The Sixth Appellate District recently applied the Ohio Supreme Court’s 2012 rule on government immunity for failure to upgrade an existing sewer.1 In Hirt v. Crestline Paving & Excavating, Inc., 2013 Ohio 200 (Ohio Ct. App., Sandusky County, Jan. 25, 2013), a group of three homeowners sued a township and a contractor claiming that flooding and sewer backups occurred on their property due to the negligent construction, design, operation and maintenance of the sewer system. The homeowners also claimed that this continual flooding was a "taking" of their property by the government.

The township had employed the contractor for the construction of a sanitary sewer in the homeowners’ neighborhood. Before this construction, none of the homeowners had experienced water or sewage problems. Following the construction of the sanitary sewer, the homeowners reported flooding in their homes of 2-6 feet of water and sewage.

Noting the Supreme Court’s rule from Coleman, the appellate court stated that the township would be immune from liability on the claims of negligent design and construction because the design and construction of a sewer system is a "governmental function." However, under the same rule, the township would not be immune from liability for negligent maintenance and repair of the sewer system.

The homeowners did not identify any particular part of the sanitary sewer that was broken and had not been repaired and simply argued that upgrades or changes could be made to prevent their properties from being flooded. Applying the rule from Coleman, the court held that the "failure to upgrade" the sewer system is different from the failure to maintain or repair the system. The court held that the township’s failure to upgrade the sewer system capacity is an immune governmental function under R.C. 2744.01 and therefore, the township was not liable for those claims.

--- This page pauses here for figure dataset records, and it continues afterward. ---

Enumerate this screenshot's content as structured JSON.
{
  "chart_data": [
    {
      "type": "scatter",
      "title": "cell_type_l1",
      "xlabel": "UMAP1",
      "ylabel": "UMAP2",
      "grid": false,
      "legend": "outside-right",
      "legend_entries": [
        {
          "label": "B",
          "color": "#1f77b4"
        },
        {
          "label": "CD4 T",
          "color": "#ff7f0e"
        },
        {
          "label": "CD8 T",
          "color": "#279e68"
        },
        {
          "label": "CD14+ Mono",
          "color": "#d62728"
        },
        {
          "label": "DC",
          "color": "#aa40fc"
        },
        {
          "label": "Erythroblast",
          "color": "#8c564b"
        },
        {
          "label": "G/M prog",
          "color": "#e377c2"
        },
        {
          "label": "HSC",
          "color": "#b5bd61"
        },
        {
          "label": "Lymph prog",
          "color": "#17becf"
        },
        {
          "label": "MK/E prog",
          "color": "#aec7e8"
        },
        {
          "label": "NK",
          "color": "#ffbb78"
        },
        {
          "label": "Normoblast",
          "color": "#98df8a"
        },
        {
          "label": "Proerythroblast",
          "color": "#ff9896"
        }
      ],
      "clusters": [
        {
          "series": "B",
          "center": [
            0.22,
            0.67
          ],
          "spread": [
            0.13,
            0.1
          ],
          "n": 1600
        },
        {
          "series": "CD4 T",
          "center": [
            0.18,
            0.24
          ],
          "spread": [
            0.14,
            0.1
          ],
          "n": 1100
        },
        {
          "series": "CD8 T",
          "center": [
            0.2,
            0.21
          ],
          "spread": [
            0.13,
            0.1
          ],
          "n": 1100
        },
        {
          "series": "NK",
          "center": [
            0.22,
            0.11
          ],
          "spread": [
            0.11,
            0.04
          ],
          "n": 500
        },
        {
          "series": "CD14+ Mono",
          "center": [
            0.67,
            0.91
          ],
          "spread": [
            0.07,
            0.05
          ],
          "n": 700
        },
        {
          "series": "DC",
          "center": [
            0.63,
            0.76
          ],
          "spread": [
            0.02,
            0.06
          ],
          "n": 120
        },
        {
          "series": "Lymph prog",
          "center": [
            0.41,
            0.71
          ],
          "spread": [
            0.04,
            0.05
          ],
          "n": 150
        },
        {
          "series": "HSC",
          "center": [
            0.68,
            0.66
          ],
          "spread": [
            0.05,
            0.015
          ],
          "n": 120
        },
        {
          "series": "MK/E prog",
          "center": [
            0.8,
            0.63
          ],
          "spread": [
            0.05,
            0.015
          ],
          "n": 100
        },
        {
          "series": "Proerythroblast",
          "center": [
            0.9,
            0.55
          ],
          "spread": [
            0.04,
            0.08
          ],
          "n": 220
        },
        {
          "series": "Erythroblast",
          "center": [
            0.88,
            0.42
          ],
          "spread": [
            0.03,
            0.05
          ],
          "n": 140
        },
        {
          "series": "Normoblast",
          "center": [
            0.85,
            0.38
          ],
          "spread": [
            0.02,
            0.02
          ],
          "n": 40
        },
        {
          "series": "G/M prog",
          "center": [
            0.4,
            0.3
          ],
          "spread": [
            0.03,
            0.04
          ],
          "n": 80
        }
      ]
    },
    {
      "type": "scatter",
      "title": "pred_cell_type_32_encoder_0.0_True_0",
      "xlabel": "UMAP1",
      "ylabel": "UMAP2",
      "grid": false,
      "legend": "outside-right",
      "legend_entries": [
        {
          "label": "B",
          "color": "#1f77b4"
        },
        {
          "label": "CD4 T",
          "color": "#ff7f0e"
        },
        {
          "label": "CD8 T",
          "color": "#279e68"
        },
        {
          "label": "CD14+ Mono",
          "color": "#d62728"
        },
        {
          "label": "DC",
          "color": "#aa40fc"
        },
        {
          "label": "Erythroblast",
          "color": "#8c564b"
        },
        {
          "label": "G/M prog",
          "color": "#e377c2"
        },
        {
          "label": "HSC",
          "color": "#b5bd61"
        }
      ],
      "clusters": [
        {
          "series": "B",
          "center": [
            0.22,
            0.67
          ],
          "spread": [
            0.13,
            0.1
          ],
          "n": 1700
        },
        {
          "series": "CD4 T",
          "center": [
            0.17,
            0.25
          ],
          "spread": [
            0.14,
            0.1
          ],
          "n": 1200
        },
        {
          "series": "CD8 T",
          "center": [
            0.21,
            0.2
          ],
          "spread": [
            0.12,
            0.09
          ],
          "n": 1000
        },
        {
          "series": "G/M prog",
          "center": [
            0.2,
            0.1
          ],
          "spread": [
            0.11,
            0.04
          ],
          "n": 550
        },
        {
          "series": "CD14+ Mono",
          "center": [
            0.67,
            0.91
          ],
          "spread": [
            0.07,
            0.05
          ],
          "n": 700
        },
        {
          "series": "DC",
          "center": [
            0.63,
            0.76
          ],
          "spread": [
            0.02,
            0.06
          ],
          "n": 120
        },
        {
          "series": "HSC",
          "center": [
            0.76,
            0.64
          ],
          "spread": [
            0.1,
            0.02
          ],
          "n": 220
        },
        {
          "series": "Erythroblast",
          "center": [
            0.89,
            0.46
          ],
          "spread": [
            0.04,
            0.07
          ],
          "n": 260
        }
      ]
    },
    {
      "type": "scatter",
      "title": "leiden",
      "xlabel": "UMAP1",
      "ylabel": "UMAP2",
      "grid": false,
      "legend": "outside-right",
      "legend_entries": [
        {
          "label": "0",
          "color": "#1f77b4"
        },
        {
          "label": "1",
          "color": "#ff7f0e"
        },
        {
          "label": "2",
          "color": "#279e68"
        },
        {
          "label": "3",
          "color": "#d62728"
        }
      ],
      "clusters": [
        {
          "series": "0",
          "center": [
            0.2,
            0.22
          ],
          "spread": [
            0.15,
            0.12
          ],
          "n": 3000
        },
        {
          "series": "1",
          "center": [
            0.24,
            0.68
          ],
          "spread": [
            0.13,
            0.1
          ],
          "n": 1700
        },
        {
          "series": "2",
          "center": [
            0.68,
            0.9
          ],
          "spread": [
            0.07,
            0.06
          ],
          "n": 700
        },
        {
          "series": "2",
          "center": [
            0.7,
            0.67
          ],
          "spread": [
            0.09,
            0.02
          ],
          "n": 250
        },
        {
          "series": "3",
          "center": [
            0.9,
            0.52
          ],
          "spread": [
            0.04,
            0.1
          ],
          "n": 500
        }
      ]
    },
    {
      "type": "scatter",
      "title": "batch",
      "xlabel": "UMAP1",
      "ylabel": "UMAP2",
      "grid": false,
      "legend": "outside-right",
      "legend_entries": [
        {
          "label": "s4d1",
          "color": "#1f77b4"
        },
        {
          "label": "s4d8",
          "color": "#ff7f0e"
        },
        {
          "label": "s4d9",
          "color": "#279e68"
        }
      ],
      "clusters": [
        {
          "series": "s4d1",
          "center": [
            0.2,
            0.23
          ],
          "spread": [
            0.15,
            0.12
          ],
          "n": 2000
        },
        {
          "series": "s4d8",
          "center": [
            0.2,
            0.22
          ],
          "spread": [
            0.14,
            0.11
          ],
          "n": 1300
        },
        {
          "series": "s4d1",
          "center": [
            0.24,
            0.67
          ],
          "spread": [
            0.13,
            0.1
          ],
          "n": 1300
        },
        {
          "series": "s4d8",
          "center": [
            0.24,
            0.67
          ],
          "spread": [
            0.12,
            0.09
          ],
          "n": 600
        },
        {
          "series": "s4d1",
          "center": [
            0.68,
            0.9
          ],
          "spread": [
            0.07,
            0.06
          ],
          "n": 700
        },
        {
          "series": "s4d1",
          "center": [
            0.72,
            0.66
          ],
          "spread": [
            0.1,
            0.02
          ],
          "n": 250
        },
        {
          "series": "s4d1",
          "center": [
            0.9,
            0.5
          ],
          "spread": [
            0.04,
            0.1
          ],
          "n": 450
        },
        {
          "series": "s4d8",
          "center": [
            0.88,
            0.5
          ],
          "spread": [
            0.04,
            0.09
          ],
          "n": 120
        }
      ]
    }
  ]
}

In addition, the court held that some of the homeowners’ claims could not be brought because the four-year statute of limitations had passed. The homeowners alleged that the contractor had cut an existing drain system during the construction of the sewer system, which was completed in 2001, and that this had caused the flooding in 2005. However, one of the homeowners had admitted to water entering the basement, the lifting of the basement flooring, moisture on the foundation walls, and to making complaints to the contractor in 2000 and 2001.

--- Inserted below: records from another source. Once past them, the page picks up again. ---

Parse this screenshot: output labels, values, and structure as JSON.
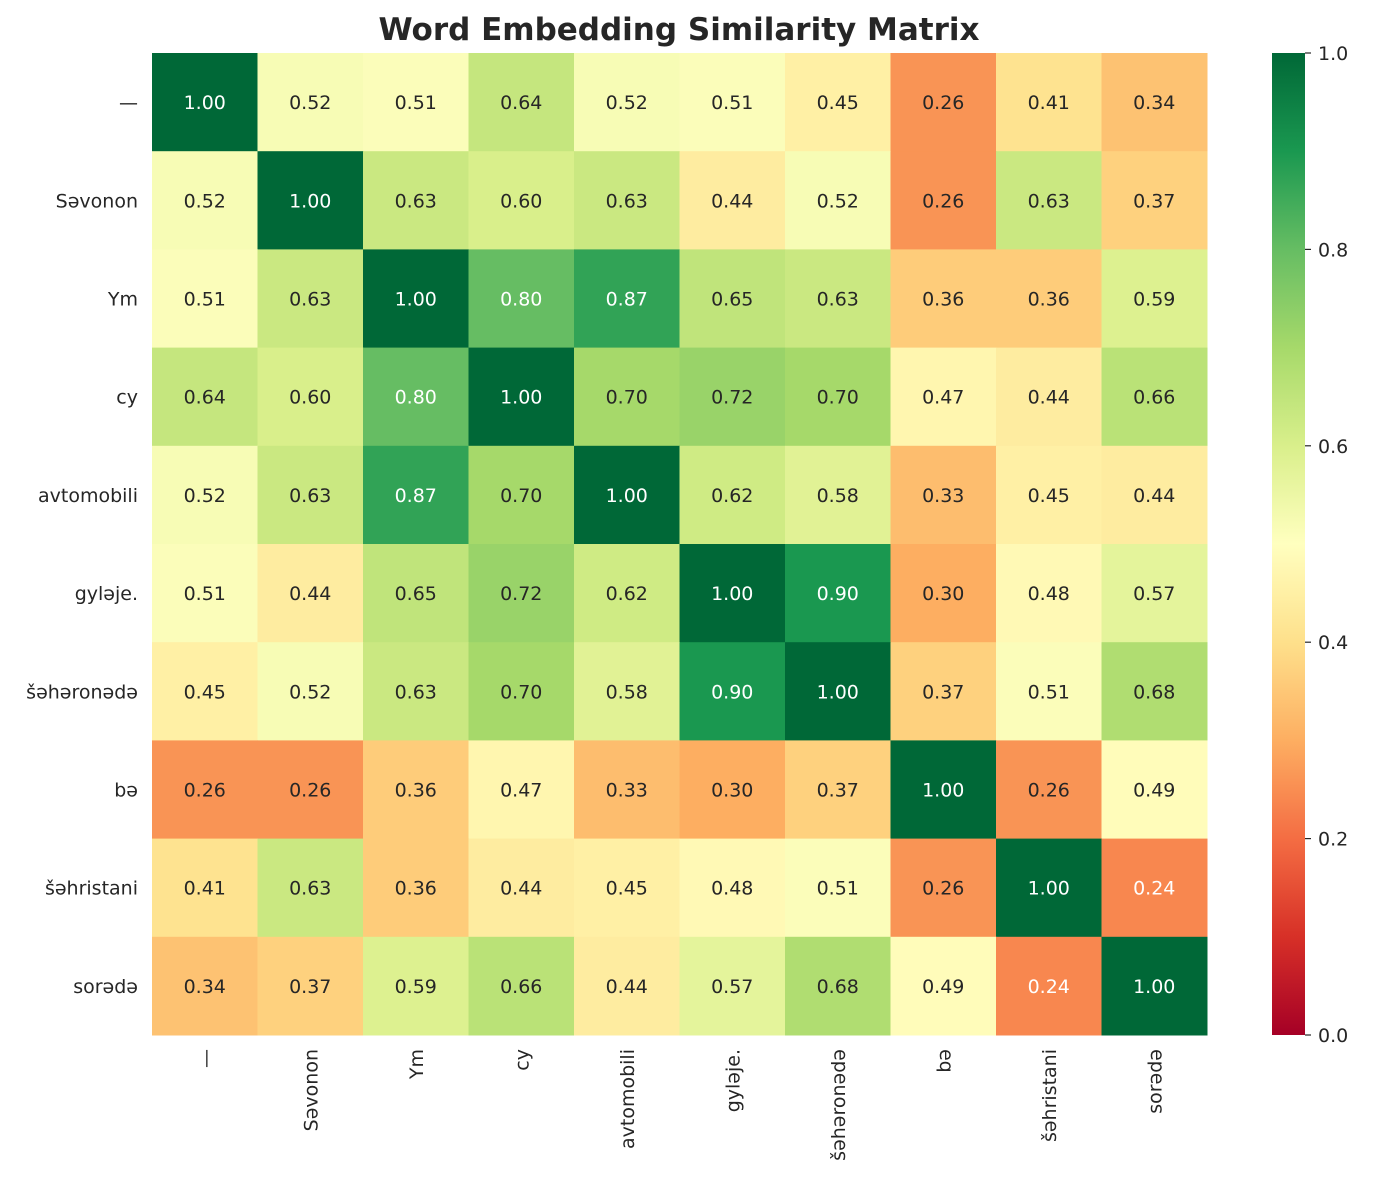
{
  "chart_data": {
    "type": "heatmap",
    "title": "Word Embedding Similarity Matrix",
    "xlabel": "",
    "ylabel": "",
    "x_categories": [
      "—",
      "Səvonon",
      "Ym",
      "cy",
      "avtomobili",
      "gyləje.",
      "šəhəronədə",
      "bə",
      "šəhristani",
      "sorədə"
    ],
    "y_categories": [
      "—",
      "Səvonon",
      "Ym",
      "cy",
      "avtomobili",
      "gyləje.",
      "šəhəronədə",
      "bə",
      "šəhristani",
      "sorədə"
    ],
    "values": [
      [
        1.0,
        0.52,
        0.51,
        0.64,
        0.52,
        0.51,
        0.45,
        0.26,
        0.41,
        0.34
      ],
      [
        0.52,
        1.0,
        0.63,
        0.6,
        0.63,
        0.44,
        0.52,
        0.26,
        0.63,
        0.37
      ],
      [
        0.51,
        0.63,
        1.0,
        0.8,
        0.87,
        0.65,
        0.63,
        0.36,
        0.36,
        0.59
      ],
      [
        0.64,
        0.6,
        0.8,
        1.0,
        0.7,
        0.72,
        0.7,
        0.47,
        0.44,
        0.66
      ],
      [
        0.52,
        0.63,
        0.87,
        0.7,
        1.0,
        0.62,
        0.58,
        0.33,
        0.45,
        0.44
      ],
      [
        0.51,
        0.44,
        0.65,
        0.72,
        0.62,
        1.0,
        0.9,
        0.3,
        0.48,
        0.57
      ],
      [
        0.45,
        0.52,
        0.63,
        0.7,
        0.58,
        0.9,
        1.0,
        0.37,
        0.51,
        0.68
      ],
      [
        0.26,
        0.26,
        0.36,
        0.47,
        0.33,
        0.3,
        0.37,
        1.0,
        0.26,
        0.49
      ],
      [
        0.41,
        0.63,
        0.36,
        0.44,
        0.45,
        0.48,
        0.51,
        0.26,
        1.0,
        0.24
      ],
      [
        0.34,
        0.37,
        0.59,
        0.66,
        0.44,
        0.57,
        0.68,
        0.49,
        0.24,
        1.0
      ]
    ],
    "value_format": "0.00",
    "colormap": "RdYlGn",
    "color_range": [
      0.0,
      1.0
    ],
    "colorbar_ticks": [
      "0.0",
      "0.2",
      "0.4",
      "0.6",
      "0.8",
      "1.0"
    ],
    "colorbar_stops": [
      "#a50026",
      "#d73027",
      "#f46d43",
      "#fdae61",
      "#fee08b",
      "#ffffbf",
      "#d9ef8b",
      "#a6d96a",
      "#66bd63",
      "#1a9850",
      "#006837"
    ],
    "grid": false,
    "legend": "colorbar-right"
  }
}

Despite this, the homeowners argued that their claim had not accrued for statute of limitation purposes until 2005. Even though these homeowners may not have actually known about the flooding problem until 2005, the court held that they reasonably should have known of the problem in 2001 and therefore, their claim accrued in 2001. Because of this, some of the claims were barred by the four-year statute of limitations.

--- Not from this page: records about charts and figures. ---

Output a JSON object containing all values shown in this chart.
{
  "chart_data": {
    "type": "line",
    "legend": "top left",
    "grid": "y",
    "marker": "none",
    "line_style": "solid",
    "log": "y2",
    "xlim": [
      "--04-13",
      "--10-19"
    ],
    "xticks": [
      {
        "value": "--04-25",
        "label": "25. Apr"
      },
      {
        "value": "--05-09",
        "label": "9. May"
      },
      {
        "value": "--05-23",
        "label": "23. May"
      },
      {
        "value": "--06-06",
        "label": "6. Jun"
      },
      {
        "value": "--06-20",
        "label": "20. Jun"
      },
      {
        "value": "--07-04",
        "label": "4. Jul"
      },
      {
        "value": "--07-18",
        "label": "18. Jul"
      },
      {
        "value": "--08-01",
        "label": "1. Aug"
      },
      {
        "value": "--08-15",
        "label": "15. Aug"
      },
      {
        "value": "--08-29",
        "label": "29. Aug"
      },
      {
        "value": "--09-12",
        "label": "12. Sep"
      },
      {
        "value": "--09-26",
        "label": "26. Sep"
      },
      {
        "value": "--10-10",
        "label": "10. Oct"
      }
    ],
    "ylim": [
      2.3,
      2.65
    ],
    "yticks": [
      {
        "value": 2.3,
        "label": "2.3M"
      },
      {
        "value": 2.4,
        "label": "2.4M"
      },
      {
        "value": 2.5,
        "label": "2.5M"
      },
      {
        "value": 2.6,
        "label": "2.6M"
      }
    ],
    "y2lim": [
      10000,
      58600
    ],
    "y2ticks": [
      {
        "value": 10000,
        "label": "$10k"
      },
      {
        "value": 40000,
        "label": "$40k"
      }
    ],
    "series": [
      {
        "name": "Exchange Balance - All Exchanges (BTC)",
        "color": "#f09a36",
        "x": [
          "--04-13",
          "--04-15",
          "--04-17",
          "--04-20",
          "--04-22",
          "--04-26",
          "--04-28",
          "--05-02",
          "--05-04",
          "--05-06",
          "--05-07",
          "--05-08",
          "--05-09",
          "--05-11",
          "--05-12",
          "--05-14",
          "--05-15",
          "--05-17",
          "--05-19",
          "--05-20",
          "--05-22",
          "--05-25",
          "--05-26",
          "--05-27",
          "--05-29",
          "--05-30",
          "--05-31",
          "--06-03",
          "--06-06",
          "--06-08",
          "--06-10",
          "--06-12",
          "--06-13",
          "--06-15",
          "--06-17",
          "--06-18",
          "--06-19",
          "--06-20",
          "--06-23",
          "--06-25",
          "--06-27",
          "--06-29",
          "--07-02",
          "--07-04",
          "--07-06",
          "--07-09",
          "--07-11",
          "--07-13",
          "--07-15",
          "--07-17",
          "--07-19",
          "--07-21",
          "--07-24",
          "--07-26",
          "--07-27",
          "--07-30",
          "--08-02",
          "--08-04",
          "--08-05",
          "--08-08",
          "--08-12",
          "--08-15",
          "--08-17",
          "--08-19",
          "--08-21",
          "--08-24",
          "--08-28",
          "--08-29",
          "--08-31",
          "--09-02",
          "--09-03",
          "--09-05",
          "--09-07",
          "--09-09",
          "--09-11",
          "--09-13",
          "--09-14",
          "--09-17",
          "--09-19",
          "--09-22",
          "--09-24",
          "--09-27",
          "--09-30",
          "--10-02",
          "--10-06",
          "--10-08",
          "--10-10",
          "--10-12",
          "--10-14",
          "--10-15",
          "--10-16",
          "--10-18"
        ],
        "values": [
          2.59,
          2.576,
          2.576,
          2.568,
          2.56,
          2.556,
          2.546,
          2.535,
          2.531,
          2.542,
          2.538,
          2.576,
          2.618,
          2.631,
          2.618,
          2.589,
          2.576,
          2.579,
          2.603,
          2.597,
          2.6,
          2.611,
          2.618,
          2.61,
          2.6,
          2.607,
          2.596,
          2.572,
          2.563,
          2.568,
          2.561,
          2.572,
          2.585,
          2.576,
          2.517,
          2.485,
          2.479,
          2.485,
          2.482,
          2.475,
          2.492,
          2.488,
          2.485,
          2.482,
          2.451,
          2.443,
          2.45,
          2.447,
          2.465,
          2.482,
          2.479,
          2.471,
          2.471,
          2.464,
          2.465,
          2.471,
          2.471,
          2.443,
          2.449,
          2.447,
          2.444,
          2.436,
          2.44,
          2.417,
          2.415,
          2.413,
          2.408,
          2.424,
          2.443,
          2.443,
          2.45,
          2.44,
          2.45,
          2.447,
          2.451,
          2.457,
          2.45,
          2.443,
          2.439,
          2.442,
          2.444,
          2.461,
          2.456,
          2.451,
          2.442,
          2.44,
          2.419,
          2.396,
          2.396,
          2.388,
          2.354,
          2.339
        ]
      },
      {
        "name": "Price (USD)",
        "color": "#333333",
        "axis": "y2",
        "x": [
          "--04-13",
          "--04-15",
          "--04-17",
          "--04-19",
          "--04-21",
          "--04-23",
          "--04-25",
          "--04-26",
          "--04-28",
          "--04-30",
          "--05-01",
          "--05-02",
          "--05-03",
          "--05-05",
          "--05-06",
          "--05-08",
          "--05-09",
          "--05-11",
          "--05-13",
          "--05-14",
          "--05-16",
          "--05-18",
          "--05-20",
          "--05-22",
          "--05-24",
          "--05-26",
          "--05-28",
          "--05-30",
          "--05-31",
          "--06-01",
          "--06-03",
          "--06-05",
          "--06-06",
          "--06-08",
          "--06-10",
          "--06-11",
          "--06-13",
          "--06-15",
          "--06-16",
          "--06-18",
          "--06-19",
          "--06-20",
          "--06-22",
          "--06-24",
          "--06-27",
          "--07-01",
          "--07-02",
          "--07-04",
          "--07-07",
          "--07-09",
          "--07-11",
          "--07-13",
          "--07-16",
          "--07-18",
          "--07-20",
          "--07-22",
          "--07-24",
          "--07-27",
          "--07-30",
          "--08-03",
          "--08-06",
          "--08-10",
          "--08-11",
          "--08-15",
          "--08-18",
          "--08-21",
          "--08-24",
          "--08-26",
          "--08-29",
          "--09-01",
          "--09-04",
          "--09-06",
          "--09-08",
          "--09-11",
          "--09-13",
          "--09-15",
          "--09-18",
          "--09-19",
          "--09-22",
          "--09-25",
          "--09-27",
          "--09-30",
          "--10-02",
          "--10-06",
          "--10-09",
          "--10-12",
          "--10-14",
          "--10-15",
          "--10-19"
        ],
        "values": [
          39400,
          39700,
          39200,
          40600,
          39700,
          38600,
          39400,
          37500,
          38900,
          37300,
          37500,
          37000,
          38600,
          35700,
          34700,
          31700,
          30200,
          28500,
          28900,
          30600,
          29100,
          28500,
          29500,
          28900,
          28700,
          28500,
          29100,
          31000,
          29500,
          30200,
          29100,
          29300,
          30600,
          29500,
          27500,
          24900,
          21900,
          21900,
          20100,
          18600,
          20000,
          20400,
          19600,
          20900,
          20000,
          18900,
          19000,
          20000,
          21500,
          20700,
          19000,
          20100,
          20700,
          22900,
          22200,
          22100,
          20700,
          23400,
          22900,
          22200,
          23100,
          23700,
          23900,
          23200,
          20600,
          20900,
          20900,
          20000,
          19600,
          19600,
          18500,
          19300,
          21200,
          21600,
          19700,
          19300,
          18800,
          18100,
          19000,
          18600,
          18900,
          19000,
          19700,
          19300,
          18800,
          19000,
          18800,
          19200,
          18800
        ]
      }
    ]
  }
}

Finally, the court addressed the homeowners’ claims that the continual flooding constituted a "government taking" of their property and found that several of the claims would need to be argued at trial.

First, the homeowners’ expert witness had testified that he "believed" the drain system that was cut by the contractor had caused the flooding on some of the homeowners’ property. However, the township’s expert witness testified that it was not the cause of the flooding. Due to this conflict, the appellate court found that this was an issue to be determined at trial.

Next, the court examined the testimony from the township’s expert witness regarding another homeowner’s property. There, the expert had testified that it was the high groundwater elevation and lack of drainage pipes that were the cause of the flooding at that property. The homeowners did not give the court evidence to counter this testimony, so the court found in favor of the township on that portion of the claims.

Last, as to another property, the township argued that there was no evidence of design, construction or maintenance issues with the sanitary sewer system. However, because the township did not prove that the sewer lines were not the cause of the homeowners’ flooding, the court held that this was an issue to be examined at trial. Accordingly, the township was immune from some of the homeowners’ claims while other claims remained to be decided at trial.